Macpherson Osemwegie of 7 Lincoln St. in Hyde Park and Osakpamwan Henry Omoruyi and Osaretin Godspower Omoruyi of Canton were charged with bank and wire-fraud conspiracy in a federal complaint unsealed today that says Osemwegie used some of the proceeds to support his family back home in Nigeria - and to buy a house there.
The US Attorney's office reports three other men, two also from Canton, one from Dorchester, were charged in a separate complaint with similar crimes.
An affidavit by an FBI agent describes patient men who would contact random women between their 50s and 80s across the country and string them along, sometimes for several years, pretending to be Army officers overseas, before finally asking the women for money. The account describes several of the swindles, including:
On or about February 26, 2020, I interviewed Victim 4, a 65-year-old woman who resides in Louisville, Kentucky, who reported that in or around April 2020, she received a Facebook "friend" request from a man name Larry Midkiff Richard ("Richard"). Richard told Victim 4 that he was in the United States Army, serving in Iraq. Victim 4 began texting with Richard, and they developed romantic ties. Victim 4 never met Richard in person.
According to Victim 4, Richard claimed that he needed to pay money to get out of military service, so that he could come and be with her. Richard asked Victim 4 to provide the money. Richard claimed that he had rescued a prince and had money at his disposal to pay her back later.
At Richard's direction, Victim 4 sent money to Clifford Bernard via multiple cashier's checks. Victim 4 sent the checks via FedEx to an unknown address in Hyde Park, Massachusetts. Victim 4 understood Bernard to be Richard's commanding officer who was receiving the funds needed for his release from military service.
The Hyde Park man allegedly got $30,000 from the woman.
Another case involved a 68-year-old woman in Virginia Beach, VA, who sold her house to help her supposed Army boyfriend help his non-existent daughter. And there was an 81-year-old woman in Oregon:
On or about May 12, 2018 and May 25, 2018, Victim 3, an 81-year-old woman who resides in Portland, Oregon, wired $2,000 and $20,000, respectively, to the Wood Eastern Bank account.
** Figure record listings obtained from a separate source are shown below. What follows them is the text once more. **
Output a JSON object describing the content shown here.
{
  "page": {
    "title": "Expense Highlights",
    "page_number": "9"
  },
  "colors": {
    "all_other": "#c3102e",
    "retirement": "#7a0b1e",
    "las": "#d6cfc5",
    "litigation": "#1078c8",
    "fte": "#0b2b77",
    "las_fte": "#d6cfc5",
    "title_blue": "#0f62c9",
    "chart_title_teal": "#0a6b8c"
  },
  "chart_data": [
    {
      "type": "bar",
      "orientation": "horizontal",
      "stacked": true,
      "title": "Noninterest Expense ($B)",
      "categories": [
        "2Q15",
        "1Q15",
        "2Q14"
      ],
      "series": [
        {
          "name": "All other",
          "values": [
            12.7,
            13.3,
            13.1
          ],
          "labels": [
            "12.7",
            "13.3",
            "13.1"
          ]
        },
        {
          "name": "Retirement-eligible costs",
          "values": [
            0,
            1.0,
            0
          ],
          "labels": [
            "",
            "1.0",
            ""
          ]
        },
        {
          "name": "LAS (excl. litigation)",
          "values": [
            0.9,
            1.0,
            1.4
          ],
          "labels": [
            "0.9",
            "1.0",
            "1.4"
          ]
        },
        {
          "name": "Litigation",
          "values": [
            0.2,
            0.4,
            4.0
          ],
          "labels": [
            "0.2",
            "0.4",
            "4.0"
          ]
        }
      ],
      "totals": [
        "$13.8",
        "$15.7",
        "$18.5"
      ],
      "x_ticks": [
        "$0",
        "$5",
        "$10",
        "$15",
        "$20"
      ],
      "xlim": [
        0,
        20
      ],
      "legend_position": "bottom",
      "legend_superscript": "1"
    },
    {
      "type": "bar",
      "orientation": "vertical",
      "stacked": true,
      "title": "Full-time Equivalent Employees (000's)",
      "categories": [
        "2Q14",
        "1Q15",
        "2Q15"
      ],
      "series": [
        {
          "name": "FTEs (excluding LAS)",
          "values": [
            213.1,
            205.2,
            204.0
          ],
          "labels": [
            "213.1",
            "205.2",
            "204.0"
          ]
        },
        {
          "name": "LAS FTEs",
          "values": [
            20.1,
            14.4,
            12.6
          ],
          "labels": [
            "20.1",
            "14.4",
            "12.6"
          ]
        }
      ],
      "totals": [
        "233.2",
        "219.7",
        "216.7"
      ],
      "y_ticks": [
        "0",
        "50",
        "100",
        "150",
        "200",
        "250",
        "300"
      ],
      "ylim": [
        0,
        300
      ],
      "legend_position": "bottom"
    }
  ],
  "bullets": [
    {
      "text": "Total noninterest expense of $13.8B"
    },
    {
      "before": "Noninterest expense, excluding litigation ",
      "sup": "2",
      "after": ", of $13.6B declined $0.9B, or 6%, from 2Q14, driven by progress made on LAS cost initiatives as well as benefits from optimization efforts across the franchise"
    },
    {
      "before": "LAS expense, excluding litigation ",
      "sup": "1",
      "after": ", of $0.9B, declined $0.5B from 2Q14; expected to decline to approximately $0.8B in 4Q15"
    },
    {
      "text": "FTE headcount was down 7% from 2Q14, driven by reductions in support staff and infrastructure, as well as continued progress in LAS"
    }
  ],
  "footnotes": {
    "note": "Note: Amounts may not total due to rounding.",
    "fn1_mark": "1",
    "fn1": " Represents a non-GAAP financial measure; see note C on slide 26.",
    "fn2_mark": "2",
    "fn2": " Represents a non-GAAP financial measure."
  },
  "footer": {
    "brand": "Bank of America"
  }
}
According to a complaint filed by Victim 3's daughter, Victim 3 was the victim of a romance scam over a period of three years and sent the funds at the direction of her purported boyfriend.
In that case, the affidavit says, the bank realized something fishy was going on and froze most of the money, returning nearly $19,400 to the victim.
The emergence of the pandemic - and government unemployment and small-business programs gave the three new ways to siphon money, the affidavit continues:
United States Department of State Diplomatic Security Service investigators interviewed Victim 6, who stated, in sum and substance, that he had been notified by mail in or about April 2020 that he had been approved for unemployment assistance. At the time, Victim 6 was not unemployed, but worked as a nurse at Millinocket Regional Hospital, where he had been employed steadily for approximately 35 years. Victim 6 said he had not applied for unemployment since approximately 1975 and had not received any payments from MDL in 2020. Agents reviewed Victim 6's personal information and confirmed that the name, date of birth, Social Security number, previous employer, and home address used on the application all belonged to Victim 6. The Application for Pandemic Unemployment Insurance submitted using Victim 6's information incorrectly claimed that he was a physician who was laid off from the hospital in January of 2020.